A generalizable 3D framework and model for self-supervised learning in medical imaging
This work addresses the need for more generalizable and scalable self-supervised learning models in medical imaging, enabling broader applications, though it appears incremental as it adapts existing SSL methods to 3D data.
The paper tackled the problem of limited generalizability and scalability in self-supervised learning for 3D medical imaging by introducing 3DINO and 3DINO-ViT, pretrained on a large dataset of ~100,000 scans, which outperformed state-of-the-art methods on most evaluation metrics across various tasks.

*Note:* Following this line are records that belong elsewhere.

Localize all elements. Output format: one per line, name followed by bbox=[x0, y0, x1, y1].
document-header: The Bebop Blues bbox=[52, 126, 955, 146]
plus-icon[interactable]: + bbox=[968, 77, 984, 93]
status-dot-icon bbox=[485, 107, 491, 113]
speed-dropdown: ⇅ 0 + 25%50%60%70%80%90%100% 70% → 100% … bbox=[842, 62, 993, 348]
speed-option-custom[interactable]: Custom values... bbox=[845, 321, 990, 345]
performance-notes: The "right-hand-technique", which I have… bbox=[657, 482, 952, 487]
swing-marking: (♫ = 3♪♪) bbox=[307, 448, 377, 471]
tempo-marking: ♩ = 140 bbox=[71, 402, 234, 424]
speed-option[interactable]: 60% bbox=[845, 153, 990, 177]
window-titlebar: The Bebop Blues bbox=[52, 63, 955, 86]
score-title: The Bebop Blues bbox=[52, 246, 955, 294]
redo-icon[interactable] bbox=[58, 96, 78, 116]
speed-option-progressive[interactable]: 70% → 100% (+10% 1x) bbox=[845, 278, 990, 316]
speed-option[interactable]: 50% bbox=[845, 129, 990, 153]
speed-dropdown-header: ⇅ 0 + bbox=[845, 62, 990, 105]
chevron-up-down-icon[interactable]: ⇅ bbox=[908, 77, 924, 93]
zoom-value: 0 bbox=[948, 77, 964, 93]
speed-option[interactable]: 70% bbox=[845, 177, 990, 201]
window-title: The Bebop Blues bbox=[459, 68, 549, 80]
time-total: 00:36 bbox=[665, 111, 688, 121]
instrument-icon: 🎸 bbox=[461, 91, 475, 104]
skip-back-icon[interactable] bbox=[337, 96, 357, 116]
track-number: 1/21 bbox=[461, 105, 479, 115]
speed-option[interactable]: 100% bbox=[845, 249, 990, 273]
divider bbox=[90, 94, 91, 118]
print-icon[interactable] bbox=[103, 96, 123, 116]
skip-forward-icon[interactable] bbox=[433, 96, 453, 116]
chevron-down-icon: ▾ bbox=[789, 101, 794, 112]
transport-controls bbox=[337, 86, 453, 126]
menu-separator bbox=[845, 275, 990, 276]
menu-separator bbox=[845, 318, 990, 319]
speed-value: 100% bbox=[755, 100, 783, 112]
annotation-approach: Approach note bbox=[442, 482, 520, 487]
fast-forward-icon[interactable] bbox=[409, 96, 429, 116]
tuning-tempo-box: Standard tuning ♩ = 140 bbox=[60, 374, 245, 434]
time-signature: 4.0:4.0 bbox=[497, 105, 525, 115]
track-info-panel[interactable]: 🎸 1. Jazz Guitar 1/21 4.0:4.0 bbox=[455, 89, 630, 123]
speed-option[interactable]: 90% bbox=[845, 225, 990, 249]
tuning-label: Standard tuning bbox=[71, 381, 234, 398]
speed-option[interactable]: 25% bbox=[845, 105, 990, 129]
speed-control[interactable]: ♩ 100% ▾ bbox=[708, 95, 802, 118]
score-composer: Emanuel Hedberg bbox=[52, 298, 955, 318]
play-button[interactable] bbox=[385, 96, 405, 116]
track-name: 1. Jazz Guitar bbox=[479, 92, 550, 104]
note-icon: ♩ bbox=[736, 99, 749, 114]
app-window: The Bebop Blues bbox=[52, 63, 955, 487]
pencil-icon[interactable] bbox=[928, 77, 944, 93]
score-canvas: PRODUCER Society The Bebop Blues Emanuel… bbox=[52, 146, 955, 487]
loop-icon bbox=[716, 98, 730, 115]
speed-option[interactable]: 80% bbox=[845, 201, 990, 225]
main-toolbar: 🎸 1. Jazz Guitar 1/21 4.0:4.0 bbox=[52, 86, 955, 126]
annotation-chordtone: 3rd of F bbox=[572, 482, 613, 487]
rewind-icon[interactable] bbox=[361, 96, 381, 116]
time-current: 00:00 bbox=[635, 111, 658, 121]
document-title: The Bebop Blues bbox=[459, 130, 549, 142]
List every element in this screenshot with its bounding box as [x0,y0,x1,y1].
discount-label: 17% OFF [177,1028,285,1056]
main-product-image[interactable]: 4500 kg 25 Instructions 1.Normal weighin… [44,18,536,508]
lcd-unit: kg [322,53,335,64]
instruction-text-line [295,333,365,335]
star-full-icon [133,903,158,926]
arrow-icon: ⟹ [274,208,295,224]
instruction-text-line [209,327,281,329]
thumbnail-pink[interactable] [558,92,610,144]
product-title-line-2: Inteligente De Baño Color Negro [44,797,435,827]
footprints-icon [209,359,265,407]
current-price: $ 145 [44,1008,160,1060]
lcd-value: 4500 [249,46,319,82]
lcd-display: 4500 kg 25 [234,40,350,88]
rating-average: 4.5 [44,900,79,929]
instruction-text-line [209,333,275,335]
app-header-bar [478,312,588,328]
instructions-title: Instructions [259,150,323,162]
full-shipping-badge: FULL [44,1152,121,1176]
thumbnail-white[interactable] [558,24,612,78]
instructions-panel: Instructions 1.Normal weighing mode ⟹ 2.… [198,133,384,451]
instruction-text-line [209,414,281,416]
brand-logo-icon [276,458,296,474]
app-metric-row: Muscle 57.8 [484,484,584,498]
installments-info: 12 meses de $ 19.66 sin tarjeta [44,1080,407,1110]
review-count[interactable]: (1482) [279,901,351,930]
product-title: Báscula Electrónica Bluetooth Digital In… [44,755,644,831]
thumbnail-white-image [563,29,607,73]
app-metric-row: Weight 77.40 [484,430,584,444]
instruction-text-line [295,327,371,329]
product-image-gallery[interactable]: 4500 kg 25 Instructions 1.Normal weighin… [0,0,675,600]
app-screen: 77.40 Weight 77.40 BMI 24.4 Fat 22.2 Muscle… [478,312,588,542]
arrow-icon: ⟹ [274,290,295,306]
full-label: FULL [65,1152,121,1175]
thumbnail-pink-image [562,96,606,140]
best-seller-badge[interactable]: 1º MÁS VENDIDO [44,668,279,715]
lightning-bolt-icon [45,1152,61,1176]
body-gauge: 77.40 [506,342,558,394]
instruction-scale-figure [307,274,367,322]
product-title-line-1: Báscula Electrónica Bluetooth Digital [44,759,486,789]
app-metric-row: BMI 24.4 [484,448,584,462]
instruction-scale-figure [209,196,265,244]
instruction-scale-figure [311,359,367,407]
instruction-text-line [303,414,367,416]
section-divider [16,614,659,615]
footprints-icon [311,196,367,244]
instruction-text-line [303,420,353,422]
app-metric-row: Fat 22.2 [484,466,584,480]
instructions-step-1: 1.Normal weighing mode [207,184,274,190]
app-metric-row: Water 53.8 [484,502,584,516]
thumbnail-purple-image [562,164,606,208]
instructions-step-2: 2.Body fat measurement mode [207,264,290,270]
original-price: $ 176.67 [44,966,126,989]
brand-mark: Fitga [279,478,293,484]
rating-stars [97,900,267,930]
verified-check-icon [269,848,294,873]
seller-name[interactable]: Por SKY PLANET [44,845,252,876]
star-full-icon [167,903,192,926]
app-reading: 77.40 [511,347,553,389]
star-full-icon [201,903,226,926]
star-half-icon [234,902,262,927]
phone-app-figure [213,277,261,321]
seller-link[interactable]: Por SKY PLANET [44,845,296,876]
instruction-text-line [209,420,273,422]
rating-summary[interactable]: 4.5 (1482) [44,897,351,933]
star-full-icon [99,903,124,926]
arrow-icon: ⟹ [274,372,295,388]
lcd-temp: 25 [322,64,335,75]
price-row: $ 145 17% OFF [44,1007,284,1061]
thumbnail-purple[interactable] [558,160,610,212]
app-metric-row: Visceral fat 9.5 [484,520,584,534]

Current self-supervised learning methods for 3D medical imaging rely on simple pretext formulations and organ- or modality-specific datasets, limiting their generalizability and scalability. We present 3DINO, a cutting-edge SSL method adapted to 3D datasets, and use it to pretrain 3DINO-ViT: a general-purpose medical imaging model, on an exceptionally large, multimodal, and multi-organ dataset of ~100,000 3D medical imaging scans from over 10 organs. We validate 3DINO-ViT using extensive experiments on numerous medical imaging segmentation and classification tasks. Our results demonstrate that 3DINO-ViT generalizes across modalities and organs, including out-of-distribution tasks and datasets, outperforming state-of-the-art methods on the majority of evaluation metrics and labeled dataset sizes. Our 3DINO framework and 3DINO-ViT will be made available to enable research on 3D foundation models or further finetuning for a wide range of medical imaging applications.